Mendagri Tito Usul Pilkada Asimetris, Ganjar Pranowo Menolak

bukti.id
Gubernur Jawa Tengah Ganjar Pranowo. (ist)

Jakarta, bukti - Gubernur Jawa Tengah Ganjar Pranowo menolak usulan Menteri Dalam Negeri (Mendagri) Tito Karnavian soal Pilkada asimetris. Hal ini disampaikan Ganjar saat mengikuti diskusi daring di Jakarta, Sabtu (20/6/2020).

"Kita mau enggak asimetri? Jawabannya sudah jelas tidak mau. Maaf Pak Tito, karena mesti ada satu sistem yang sama, kecuali yang memang sengaja di exclude undang-undang seperti daerah istimewa yang empat itu," ujar Ganjar dalam diskusi daring tersebut.

Baca juga: Ganjar Serukan Program Satu Keluarga Miskin Satu Sarjana

Karena menurut Ganjar partai politik paling bertanggungjawab untuk mendewasakan masyarakat dan aktor politik dalam proses demokrasi sehingga bisa mewujudkan Pilkada langsung yang benar-benar jurdil. "Proses demokrasinya mari kita latih, partai politik yang paling bertanggungjawab karena mereka yang memiliki fungsi rekrutmen politik dan pendidikan politik," ujar Ganjar.

Seperti diketahui, Mendagri Tito memang beberapa kali mengusulkan Pilkada asimetris.

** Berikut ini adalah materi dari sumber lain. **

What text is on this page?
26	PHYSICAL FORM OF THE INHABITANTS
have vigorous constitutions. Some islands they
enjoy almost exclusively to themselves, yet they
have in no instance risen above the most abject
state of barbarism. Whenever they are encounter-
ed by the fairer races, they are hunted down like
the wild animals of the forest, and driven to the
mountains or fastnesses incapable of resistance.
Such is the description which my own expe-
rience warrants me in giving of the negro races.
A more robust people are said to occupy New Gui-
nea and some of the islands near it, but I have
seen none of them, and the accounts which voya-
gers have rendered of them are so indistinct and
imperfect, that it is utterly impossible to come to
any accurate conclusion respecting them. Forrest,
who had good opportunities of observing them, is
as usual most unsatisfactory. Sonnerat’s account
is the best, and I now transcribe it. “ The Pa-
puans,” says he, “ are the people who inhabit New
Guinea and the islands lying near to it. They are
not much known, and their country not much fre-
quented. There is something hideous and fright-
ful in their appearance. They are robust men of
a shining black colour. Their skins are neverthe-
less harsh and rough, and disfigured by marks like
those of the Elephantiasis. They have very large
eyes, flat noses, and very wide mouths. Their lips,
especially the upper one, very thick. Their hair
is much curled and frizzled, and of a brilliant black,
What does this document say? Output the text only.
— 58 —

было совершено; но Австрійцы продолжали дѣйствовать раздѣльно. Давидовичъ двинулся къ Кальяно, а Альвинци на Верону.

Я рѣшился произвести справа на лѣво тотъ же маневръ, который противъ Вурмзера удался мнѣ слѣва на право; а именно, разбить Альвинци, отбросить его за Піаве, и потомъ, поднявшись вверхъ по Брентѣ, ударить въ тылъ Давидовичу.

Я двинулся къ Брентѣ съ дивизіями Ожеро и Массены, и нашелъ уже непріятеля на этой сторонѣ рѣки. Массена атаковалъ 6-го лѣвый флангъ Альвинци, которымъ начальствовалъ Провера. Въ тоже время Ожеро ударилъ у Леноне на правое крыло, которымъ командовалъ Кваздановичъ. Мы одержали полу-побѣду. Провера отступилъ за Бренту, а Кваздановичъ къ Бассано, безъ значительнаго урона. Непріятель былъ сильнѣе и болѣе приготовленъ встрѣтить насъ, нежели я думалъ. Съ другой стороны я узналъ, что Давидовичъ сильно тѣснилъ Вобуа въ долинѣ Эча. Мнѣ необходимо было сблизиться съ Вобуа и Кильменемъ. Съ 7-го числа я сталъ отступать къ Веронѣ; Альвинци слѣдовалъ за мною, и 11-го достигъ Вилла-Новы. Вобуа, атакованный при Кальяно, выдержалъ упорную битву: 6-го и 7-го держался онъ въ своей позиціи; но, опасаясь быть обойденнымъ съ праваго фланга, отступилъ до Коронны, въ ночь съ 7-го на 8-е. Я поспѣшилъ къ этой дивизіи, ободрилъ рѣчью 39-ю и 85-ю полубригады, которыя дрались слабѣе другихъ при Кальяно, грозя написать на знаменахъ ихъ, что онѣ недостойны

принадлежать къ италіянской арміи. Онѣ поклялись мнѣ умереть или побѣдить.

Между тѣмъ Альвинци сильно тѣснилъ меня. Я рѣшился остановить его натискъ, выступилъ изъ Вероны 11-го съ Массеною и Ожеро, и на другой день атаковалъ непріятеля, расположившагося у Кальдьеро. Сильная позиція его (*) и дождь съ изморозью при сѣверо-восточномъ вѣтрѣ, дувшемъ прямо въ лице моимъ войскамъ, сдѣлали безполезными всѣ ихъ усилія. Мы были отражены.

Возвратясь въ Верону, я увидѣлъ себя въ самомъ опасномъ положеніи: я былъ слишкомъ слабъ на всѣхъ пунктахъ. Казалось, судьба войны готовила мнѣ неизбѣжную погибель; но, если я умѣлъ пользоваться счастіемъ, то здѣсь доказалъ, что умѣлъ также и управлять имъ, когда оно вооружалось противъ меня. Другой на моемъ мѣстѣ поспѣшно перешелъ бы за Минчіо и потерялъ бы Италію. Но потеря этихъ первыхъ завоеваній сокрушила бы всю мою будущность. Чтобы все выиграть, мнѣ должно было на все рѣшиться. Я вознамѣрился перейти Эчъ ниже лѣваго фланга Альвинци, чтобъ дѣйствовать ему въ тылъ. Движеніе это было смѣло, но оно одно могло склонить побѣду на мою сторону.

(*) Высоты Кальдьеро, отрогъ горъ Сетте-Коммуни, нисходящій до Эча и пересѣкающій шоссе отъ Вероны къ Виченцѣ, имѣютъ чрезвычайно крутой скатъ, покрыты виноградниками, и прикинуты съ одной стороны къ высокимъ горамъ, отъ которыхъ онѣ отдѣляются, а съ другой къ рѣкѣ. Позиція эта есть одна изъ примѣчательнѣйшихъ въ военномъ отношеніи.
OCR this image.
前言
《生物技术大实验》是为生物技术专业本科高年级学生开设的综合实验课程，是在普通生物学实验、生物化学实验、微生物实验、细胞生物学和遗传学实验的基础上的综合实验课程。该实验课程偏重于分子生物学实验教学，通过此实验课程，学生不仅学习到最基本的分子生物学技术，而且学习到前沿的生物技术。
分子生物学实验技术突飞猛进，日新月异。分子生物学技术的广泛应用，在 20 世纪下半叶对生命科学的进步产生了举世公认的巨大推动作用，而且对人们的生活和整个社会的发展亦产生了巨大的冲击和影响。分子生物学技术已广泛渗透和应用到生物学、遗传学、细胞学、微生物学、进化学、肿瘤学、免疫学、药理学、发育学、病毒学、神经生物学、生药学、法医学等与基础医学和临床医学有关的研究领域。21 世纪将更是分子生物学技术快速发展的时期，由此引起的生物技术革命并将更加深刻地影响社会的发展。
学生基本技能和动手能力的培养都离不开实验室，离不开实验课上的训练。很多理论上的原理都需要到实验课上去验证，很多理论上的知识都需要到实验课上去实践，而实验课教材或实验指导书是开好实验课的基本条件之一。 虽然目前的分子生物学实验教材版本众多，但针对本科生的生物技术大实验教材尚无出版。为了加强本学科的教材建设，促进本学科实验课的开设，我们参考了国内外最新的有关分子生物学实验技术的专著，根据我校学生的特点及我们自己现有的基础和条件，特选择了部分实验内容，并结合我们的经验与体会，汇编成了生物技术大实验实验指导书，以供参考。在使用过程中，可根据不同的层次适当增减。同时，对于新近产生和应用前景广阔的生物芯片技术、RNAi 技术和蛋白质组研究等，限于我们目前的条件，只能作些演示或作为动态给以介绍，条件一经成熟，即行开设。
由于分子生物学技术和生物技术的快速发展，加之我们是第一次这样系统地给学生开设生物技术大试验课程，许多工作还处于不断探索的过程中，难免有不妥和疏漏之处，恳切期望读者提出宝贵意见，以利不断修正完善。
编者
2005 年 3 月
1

Pilkada asimetris yang dimaksud adalah sistem yang memungkinkan adanya perbedaan pelaksanaan mekanisme pemilihan di setiap daerah. Perbedaan tersebut bisa muncul dikarenakan suatu daerah memiliki karakteristik tertentu seperti kekhususan dalam aspek administrasi, budaya ataupun aspek strategis lainnya.

Baca juga: Investasi Harus Bernilai Tambah dan Ramah Lingkungan

Misalnya, seperti di DKI Jakarta yang wali kota dan bupati tidak dipilih melalui Pilkada. Hal tersebut dikarenakan status daerah tingkat II di DKI Jakarta bukanlah berstatus daerah otonom tetapi sebagai daerah pembantu. Kondisi ini membuat posisi wali kota dan bupati ditentukan oleh gubernur dan Dewan Perwakilan Rakyat Daerah (DPRD).

Pilkada asimetris yang diusulkan Tito, memakai tolak ukur indeks kedewasaan demokrasi (Index Democratic Maturity). Menurut Tito, daerah yang masyarakatnya sudah paham akan demokrasi dan memiliki tingkat kedewasaan politik tinggi yang bisa memilih langsung kepala daerahnya.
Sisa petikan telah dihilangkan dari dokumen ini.